I also take into account the likely level of costs the defendant will incur in taking this matter to trial, and the risk that it will be unable to recover them if it succeeds. In considering the size of the risk to the defendant, it is appropriate, in my opinion, to have regard to the nature of the defendant. It is not a major corporation or an insurer, able to absorb such costs. Rather, it is an association incorporated under the Associations Incorporation Act 1987 (WA), and accordingly must meet the criteria of eligibility for incorporation under s 4 of that Act, including that it is not 'formed for the purpose of trading or securing pecuniary profit to the members from the transactions of the association'.
Conclusion
While I recognise that an order for substantial security may frustrate the progress of a claim which may have merit, I am satisfied that I should order security in a greater amount than that offered by the plaintiff. There is no doubt that the plaintiff would be unable to meet the defendant's costs if the defendant was successful at trial, and that, in itself, is an important factor. It is necessary to consider whether the plaintiff has demonstrated that there is no one standing behind the plaintiff who is able to provide adequate security. The plaintiff has not, in my opinion, given a full and frank disclosure of its financial position, and that of Mr Coyne. In particular, there is a complete lack of financial records to support the conclusions asserted by Mr Coyne. Mr Coyne declines to give a personal undertaking to be liable for costs. There is a risk that an order for security in the sum sought by the defendant would frustrate the plaintiff's claim, but I can make no definite finding as the plaintiff has not put the evidence forward.

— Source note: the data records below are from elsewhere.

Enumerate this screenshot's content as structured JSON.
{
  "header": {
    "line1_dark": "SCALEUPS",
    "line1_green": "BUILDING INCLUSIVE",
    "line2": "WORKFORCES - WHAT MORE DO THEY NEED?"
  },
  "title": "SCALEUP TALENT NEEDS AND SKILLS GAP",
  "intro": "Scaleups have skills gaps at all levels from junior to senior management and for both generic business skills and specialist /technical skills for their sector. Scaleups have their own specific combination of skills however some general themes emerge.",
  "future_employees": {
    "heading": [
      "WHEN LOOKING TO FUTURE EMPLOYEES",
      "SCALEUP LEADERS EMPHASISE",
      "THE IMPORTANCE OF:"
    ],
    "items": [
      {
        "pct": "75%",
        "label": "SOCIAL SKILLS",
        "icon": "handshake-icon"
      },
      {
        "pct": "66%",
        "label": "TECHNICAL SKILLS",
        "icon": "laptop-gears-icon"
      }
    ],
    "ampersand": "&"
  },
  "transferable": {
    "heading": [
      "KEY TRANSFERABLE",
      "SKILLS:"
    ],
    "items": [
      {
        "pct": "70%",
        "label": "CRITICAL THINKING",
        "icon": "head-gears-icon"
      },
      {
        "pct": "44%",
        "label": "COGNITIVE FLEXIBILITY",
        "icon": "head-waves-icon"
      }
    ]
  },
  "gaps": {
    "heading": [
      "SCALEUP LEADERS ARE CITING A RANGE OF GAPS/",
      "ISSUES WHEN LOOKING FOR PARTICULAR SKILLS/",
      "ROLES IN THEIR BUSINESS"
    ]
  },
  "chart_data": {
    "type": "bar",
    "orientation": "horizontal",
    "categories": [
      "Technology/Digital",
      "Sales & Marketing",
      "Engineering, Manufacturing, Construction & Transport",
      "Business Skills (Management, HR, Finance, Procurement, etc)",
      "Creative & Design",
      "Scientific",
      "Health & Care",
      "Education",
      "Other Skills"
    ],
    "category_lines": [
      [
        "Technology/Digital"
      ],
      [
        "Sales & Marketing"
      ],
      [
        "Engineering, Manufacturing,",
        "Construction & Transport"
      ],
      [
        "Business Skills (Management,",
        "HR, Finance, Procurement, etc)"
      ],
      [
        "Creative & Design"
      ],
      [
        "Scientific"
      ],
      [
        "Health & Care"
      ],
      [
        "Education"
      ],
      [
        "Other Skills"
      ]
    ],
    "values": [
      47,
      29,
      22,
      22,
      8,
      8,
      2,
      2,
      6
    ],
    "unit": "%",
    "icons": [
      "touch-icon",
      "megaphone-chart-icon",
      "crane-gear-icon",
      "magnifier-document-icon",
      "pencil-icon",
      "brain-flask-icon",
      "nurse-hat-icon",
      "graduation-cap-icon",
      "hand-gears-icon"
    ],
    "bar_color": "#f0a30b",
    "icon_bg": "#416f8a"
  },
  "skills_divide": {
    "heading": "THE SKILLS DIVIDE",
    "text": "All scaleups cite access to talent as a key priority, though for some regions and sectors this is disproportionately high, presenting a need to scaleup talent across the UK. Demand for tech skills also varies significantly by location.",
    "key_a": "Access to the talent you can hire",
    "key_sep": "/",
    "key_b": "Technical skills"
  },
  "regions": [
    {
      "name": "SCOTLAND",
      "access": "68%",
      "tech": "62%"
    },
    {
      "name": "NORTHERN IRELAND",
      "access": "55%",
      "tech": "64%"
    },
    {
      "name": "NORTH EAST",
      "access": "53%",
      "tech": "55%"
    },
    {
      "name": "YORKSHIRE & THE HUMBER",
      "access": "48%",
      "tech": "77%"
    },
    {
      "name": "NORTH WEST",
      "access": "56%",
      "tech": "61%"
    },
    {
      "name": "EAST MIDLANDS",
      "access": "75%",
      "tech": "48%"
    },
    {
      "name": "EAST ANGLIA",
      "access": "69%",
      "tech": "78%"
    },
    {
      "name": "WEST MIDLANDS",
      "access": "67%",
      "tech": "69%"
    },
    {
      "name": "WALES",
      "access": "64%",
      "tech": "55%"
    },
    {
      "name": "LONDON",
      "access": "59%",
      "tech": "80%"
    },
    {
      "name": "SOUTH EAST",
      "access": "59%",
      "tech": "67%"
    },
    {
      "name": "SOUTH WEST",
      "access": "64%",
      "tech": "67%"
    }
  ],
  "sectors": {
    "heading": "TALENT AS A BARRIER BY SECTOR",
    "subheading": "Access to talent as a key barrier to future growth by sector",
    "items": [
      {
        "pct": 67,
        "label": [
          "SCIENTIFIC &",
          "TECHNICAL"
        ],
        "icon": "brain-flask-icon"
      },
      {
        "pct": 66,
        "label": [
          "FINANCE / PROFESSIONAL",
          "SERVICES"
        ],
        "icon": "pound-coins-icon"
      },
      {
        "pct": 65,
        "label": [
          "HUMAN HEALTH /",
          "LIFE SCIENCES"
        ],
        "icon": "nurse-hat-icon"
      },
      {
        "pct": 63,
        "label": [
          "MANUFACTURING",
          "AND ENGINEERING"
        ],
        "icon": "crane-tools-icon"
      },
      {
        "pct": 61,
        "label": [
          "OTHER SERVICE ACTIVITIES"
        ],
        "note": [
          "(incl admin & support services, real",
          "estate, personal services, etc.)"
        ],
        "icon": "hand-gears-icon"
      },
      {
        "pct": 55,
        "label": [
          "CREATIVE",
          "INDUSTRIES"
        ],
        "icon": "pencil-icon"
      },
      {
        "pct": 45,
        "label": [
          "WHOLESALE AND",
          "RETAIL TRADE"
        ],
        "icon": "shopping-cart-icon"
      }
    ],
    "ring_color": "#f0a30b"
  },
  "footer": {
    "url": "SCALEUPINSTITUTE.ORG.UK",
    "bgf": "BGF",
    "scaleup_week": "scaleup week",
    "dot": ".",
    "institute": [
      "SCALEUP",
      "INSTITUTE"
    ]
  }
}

Even if I were satisfied that the order is likely to stultify the plaintiff's action, I would still make the order. The amount of the costs that the defendant will incur if this matter proceeds is very large. I must strike a balance between protecting the defendant from the possible consequences of being sued by an impecunious corporation with limited liability, and avoiding injustice to the plaintiff by unnecessarily prejudicing it in the conduct of this litigation. The balance, in my opinion, requires the defendant to have greater protection than that offered by the plaintiff.
It is not disputed that costs to the end of trial are likely to at least meet the defendant's estimate of $947,000. The additional amount sought by the defendant ($469,000) is appropriate to that estimate. The plaintiff has not suggested that the security should be reduced because part of the costs may relate to the counterclaim (see, for example, Technomin Australia Pty Ltd v Xstrata Nickel Australasia Operations Pty Ltd [No 2] [2010] WASC 225), and the total security sought is, in my opinion, reasonable.
As this matter was determined on the papers, however, I will hear the plaintiff as to whether Mr Coyne is prepared to offer a personal undertaking, and whether the plaintiff can provide the court with suitable evidence of the value of the land owned by Mr Coyne. Some other sum (greater than that already proposed by the plaintiff) may be appropriate to the justice of the case.
I will also hear the parties on whether, in ordering further security, I should require the defendant to undertake not to proceed on the counterclaim while the plaintiff's claim is stayed. It appears to have been assumed that an undertaking would again be given.